Más lo primero, pues eso fue lo que llamó la atención de los productores que vieron en ella a la sustituta (otra más), de la ya madurita Marylin Monroe, la que, por desgracia, acabó por esos años como todos sabemos que acabó. Ninguna de sus posibles sustitutas le llegó a la suela de los zapatos.

Su físico iba por esos derroteros, pero le faltaba la contundente picardía y el sexy perversamente ingenuo de la auténtica. No cabían imitaciones.


Stella Stevens no llegó demasiado lejos, pero nos dejó algunas películas para recordarla como una de las bellezas más típicas (y tópicas) de los años sesenta.


Eso no quiere decir que haya que valorarla por debajo de lo que realmente aportaba a esas películas que iluminaba con su fresca y juvenil belleza adornada con unas peculiares comisuras labiales de lo más excitantes cuando sonreía.


A la sombre del éxito de El profesor chiflado, se estrenaron en España películas suyas anteriores como La última fuga (de 1961), junto a Jeffrey Hunter, o El noviazgo del padre de Eddie (de 1963).

En 1964 nos llegó un western de George Marshall, La furia de los cobardes, en el que intervenía junto a Glenn Ford, una comedia de espionaje, A la cumbre por las faldas (1965) de Andrew L. Stone, o Cómo salvar un matrimonio (1967)de Fielder Cook. Para entonces su carra iba en franca decadencia.

Pero todavía le quedaba por intervenir en la que es su mejor película, La balada de Cable Hogue (1970) de Sam Peckinpah, un western crepuscular que cimentó el prestigio del director de Grupo Salvaje.

    Fue también la prostituta con ínfulas de gran dama que acabo engullida por el mar dentro del gran transatlántico Poseidon, en la espectacular y “catastrófica” La aventura del Poseidón justo antes de ser engullida por un cine de tercera o cuarta categoría (Cleopatra Jones y el casino de oro, Retorno desde la quinta dimensión, Rejas ardientes...) en una carrera que todavía dura en películas que ni siquiera tienen el interés suficiente para su distribución en nuestro país.

Como tantas y tantas figuras de su época, cuando llegó la decadencia se refugió en la televisión, casi siempre en apariciones estelares en casi todas las series famosas de aquellos años: Vacaciones en el mar, Magnun, Hotel, Flamingo Road, Bonanza...


Ha dirigido dos películas que no se estrenaron en España, The american heroine (1979 y The ranch (1989).

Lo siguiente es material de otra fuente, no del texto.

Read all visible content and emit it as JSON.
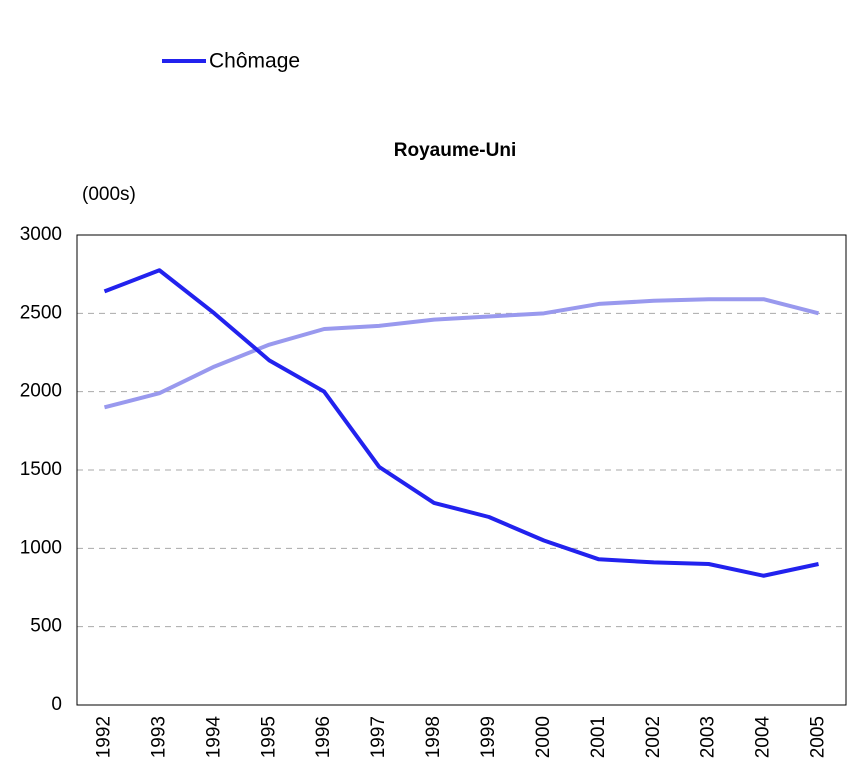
{
  "chart_data": {
    "type": "line",
    "title": "Royaume-Uni",
    "y_label": "(000s)",
    "categories": [
      "1992",
      "1993",
      "1994",
      "1995",
      "1996",
      "1997",
      "1998",
      "1999",
      "2000",
      "2001",
      "2002",
      "2003",
      "2004",
      "2005"
    ],
    "series": [
      {
        "name": "Chômage",
        "color": "#2222ee",
        "values": [
          2640,
          2775,
          2500,
          2200,
          2000,
          1520,
          1290,
          1200,
          1050,
          930,
          910,
          900,
          825,
          900
        ]
      },
      {
        "color": "#9999ee",
        "values": [
          1900,
          1990,
          2160,
          2300,
          2400,
          2420,
          2460,
          2480,
          2500,
          2560,
          2580,
          2590,
          2590,
          2500
        ]
      }
    ],
    "ylim": [
      0,
      3000
    ],
    "yticks": [
      0,
      500,
      1000,
      1500,
      2000,
      2500,
      3000
    ],
    "grid": true
  }
}
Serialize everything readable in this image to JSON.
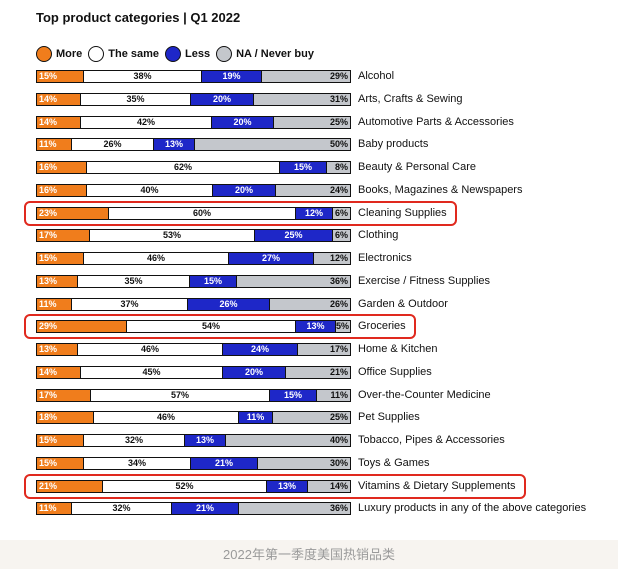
{
  "title": "Top product categories | Q1 2022",
  "legend": [
    {
      "label": "More",
      "color": "#f07d1c"
    },
    {
      "label": "The same",
      "color": "#ffffff"
    },
    {
      "label": "Less",
      "color": "#1e27c8"
    },
    {
      "label": "NA / Never buy",
      "color": "#c4c7cc"
    }
  ],
  "footer_caption": "2022年第一季度美国热销品类",
  "chart_data": {
    "type": "bar",
    "stacked": true,
    "orientation": "horizontal",
    "title": "Top product categories | Q1 2022",
    "xlim": [
      0,
      100
    ],
    "categories": [
      "Alcohol",
      "Arts, Crafts & Sewing",
      "Automotive Parts & Accessories",
      "Baby products",
      "Beauty & Personal Care",
      "Books, Magazines & Newspapers",
      "Cleaning Supplies",
      "Clothing",
      "Electronics",
      "Exercise / Fitness Supplies",
      "Garden & Outdoor",
      "Groceries",
      "Home & Kitchen",
      "Office Supplies",
      "Over-the-Counter Medicine",
      "Pet Supplies",
      "Tobacco, Pipes & Accessories",
      "Toys & Games",
      "Vitamins & Dietary Supplements",
      "Luxury products in any of the above categories"
    ],
    "series": [
      {
        "name": "More",
        "color": "#f07d1c",
        "values": [
          15,
          14,
          14,
          11,
          16,
          16,
          23,
          17,
          15,
          13,
          11,
          29,
          13,
          14,
          17,
          18,
          15,
          15,
          21,
          11
        ]
      },
      {
        "name": "The same",
        "color": "#ffffff",
        "values": [
          38,
          35,
          42,
          26,
          62,
          40,
          60,
          53,
          46,
          35,
          37,
          54,
          46,
          45,
          57,
          46,
          32,
          34,
          52,
          32
        ]
      },
      {
        "name": "Less",
        "color": "#1e27c8",
        "values": [
          19,
          20,
          20,
          13,
          15,
          20,
          12,
          25,
          27,
          15,
          26,
          13,
          24,
          20,
          15,
          11,
          13,
          21,
          13,
          21
        ]
      },
      {
        "name": "NA / Never buy",
        "color": "#c4c7cc",
        "values": [
          29,
          31,
          25,
          50,
          8,
          24,
          6,
          6,
          12,
          36,
          26,
          5,
          17,
          21,
          11,
          25,
          40,
          30,
          14,
          36
        ]
      }
    ],
    "highlighted_categories": [
      "Cleaning Supplies",
      "Groceries",
      "Vitamins & Dietary Supplements"
    ],
    "highlight_color": "#e0291e"
  }
}
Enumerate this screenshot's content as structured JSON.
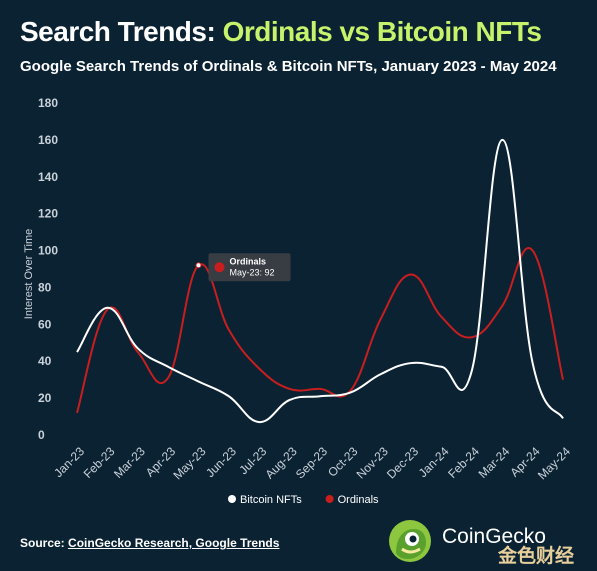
{
  "header": {
    "title_prefix": "Search Trends: ",
    "title_accent": "Ordinals vs Bitcoin NFTs",
    "subtitle": "Google Search Trends of Ordinals & Bitcoin NFTs, January 2023 - May 2024"
  },
  "colors": {
    "background": "#0b2233",
    "accent": "#c7f26b",
    "bitcoin_nfts": "#ffffff",
    "ordinals": "#c81e1e",
    "tick_text": "#c9d2d9"
  },
  "chart_data": {
    "type": "line",
    "title": "Google Search Trends of Ordinals & Bitcoin NFTs, January 2023 - May 2024",
    "xlabel": "",
    "ylabel": "Interest Over Time",
    "ylim": [
      0,
      180
    ],
    "yticks": [
      0,
      20,
      40,
      60,
      80,
      100,
      120,
      140,
      160,
      180
    ],
    "categories": [
      "Jan-23",
      "Feb-23",
      "Mar-23",
      "Apr-23",
      "May-23",
      "Jun-23",
      "Jul-23",
      "Aug-23",
      "Sep-23",
      "Oct-23",
      "Nov-23",
      "Dec-23",
      "Jan-24",
      "Feb-24",
      "Mar-24",
      "Apr-24",
      "May-24"
    ],
    "grid": false,
    "legend": "bottom-center",
    "series": [
      {
        "name": "Bitcoin NFTs",
        "color": "#ffffff",
        "values": [
          45,
          69,
          47,
          37,
          29,
          21,
          7,
          19,
          21,
          23,
          33,
          39,
          37,
          35,
          160,
          39,
          9
        ]
      },
      {
        "name": "Ordinals",
        "color": "#c81e1e",
        "values": [
          12,
          68,
          45,
          31,
          92,
          57,
          36,
          25,
          25,
          24,
          63,
          87,
          64,
          53,
          70,
          100,
          30
        ]
      }
    ],
    "tooltip": {
      "series": "Ordinals",
      "label": "Ordinals",
      "value_text": "May-23: 92",
      "index": 4,
      "value": 92
    }
  },
  "footer": {
    "source_label": "Source:",
    "source_links": "CoinGecko Research, Google Trends",
    "brand": "CoinGecko",
    "watermark": "金色财经"
  }
}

Como nota chismosilla decir que se casó con sólo quince años y tuvo un hijo con dieciséis y a los diecisiete ya estaba divorciada.

    Su hijo, tan polifacético como mamá, es actor director y productor. Como actor lo hemos podido ver en películas como La furia (1978) de John Carpenter, Los chicos de la compañía C (1979) por la que fue nominado a un Globo de Oro o Cosas que diría con sólo mirarla (2000) de Rodrigo Cortés.

    En los últimos años es uno de los productores más prolíficos y prestigiosos de Hollywood, habiendo producido para John Travolta (Campo de batalla: la Tierra) o Bruce Willis (Falsas apariencias).

Stella Stevens sigue todavía en activo apareciendo en películas de ínfima categoría hechas directamente para el mercado del vídeo o la televisión.